If you’re that brachiosaurus once so majestically introduced in Jurassic Park 25 years ago, that means standing on a dock while humans cry over you before you are consumed by a giant cloud of volcanic ash along with any logic, reason or coherence.
Meanwhile, Jeff Goldblum returns as Dr. Ian Malcolm for a pair of congressional testimony scenes illustrative of two points. Fallen Kingdom isn’t wearing its themes on its sleeve. It has them printed on the ass-end of its underwear, which it wears over its pants. It also makes you realize Nicolas Cage must be gazing up at Goldblum from those lowly VOD tax-bill depths and wonder why someone else is getting paid so much more for the same eccentric indifference.

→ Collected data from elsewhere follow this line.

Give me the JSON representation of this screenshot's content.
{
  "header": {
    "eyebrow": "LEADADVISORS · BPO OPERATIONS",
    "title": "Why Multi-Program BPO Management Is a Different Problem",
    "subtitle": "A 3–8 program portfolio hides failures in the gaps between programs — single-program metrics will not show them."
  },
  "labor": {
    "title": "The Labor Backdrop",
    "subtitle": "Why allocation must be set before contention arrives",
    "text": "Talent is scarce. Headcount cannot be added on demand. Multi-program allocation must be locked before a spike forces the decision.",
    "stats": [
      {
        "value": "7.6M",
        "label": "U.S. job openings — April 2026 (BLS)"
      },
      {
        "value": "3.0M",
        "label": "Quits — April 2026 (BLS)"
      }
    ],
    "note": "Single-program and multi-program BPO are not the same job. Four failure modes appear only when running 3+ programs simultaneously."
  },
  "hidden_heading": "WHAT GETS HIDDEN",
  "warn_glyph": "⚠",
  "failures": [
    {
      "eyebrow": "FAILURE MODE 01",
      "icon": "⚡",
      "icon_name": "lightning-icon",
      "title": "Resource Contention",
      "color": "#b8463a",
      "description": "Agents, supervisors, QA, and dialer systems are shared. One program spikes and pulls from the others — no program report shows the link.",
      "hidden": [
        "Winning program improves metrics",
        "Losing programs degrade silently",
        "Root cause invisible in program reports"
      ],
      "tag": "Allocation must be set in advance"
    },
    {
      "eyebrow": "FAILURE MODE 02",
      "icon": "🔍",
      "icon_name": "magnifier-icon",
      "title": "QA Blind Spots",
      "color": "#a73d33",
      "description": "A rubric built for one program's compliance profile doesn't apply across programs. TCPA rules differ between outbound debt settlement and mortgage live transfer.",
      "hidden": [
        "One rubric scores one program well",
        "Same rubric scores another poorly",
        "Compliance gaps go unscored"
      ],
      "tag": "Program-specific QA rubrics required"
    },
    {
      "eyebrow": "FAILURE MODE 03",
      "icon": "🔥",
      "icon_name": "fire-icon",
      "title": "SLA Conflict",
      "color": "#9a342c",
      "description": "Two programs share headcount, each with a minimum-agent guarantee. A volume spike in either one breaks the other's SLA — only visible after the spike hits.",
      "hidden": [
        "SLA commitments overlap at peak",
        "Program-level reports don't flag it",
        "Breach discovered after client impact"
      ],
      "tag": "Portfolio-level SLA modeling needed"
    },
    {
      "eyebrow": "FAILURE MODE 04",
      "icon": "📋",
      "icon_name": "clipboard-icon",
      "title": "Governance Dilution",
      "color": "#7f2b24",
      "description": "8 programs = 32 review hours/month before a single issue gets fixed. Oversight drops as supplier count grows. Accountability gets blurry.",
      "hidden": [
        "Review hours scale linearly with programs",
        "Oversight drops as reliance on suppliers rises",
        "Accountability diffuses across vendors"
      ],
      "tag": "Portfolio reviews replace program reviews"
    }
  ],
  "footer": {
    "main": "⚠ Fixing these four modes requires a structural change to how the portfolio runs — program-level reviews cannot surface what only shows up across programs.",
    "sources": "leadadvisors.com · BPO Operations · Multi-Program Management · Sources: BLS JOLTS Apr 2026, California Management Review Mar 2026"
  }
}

Frittering around the fringes of this foofaraw is the film you suspect Bayona would rather make — that of a curious little girl (Isabella Sermon) discovering big secrets in an even larger house. Bayona already sort of made that movie more than a decade ago with The Orphanage, the sort of thing upon which Hollywood too often gazes and asks: “How can we make this voice as boring as possible?” It’s telling that the villains’ seed money for the second phase of their scheme would seem to total around $44 million — roughly the budget of Bayona’s last film.
Much like the bad guys’ Phase Two, Bayona’s own isn’t going so well. Still, he generates some nice little tics of horror toward the end, like a dinosaur’s tiny talon tapping on the floor like the count-off to a flamenco of fury before the feeding frenzy. He also musters an indelible rooftop image while composer Michael Giacchino’s arms fall off fortississimoing pipe organs and choirs.
However, you will absolutely guess where this other movie is going well before it arrives there — in a scene of exposition so dumb that not even the dinosaurs have time for that bullshit, literally rampaging right through it by way of interruption. It’s one of many reasons that Fallen Kingdom swipes from Jurassic Park III, with the ferocity and strength of that genetically altered talon, the crown for the franchise’s worst film yet.
“Yet” is key. Yes, these eyes have fallen on a truly dim, dumb sequel but I also have a perverse curiosity to lay them on what comes next. Without spoiling anything, the final minutes of Fallen Kingdom promise … well, what we’ve always kind of wanted from a Jurassic Park sequel. A third installment is economically inevitable. Subtitles were already being bandied about in the parking lot. It. Is. Happening. Back to “yet”: The third Jurassic World could be great. It could be terrible. It’s something I can’t wait to see. As for the movie and math that brought us to this point: It’s 40 seconds of greatness with a pitiful 7,700 — a REAL FEEL of infinity — around them.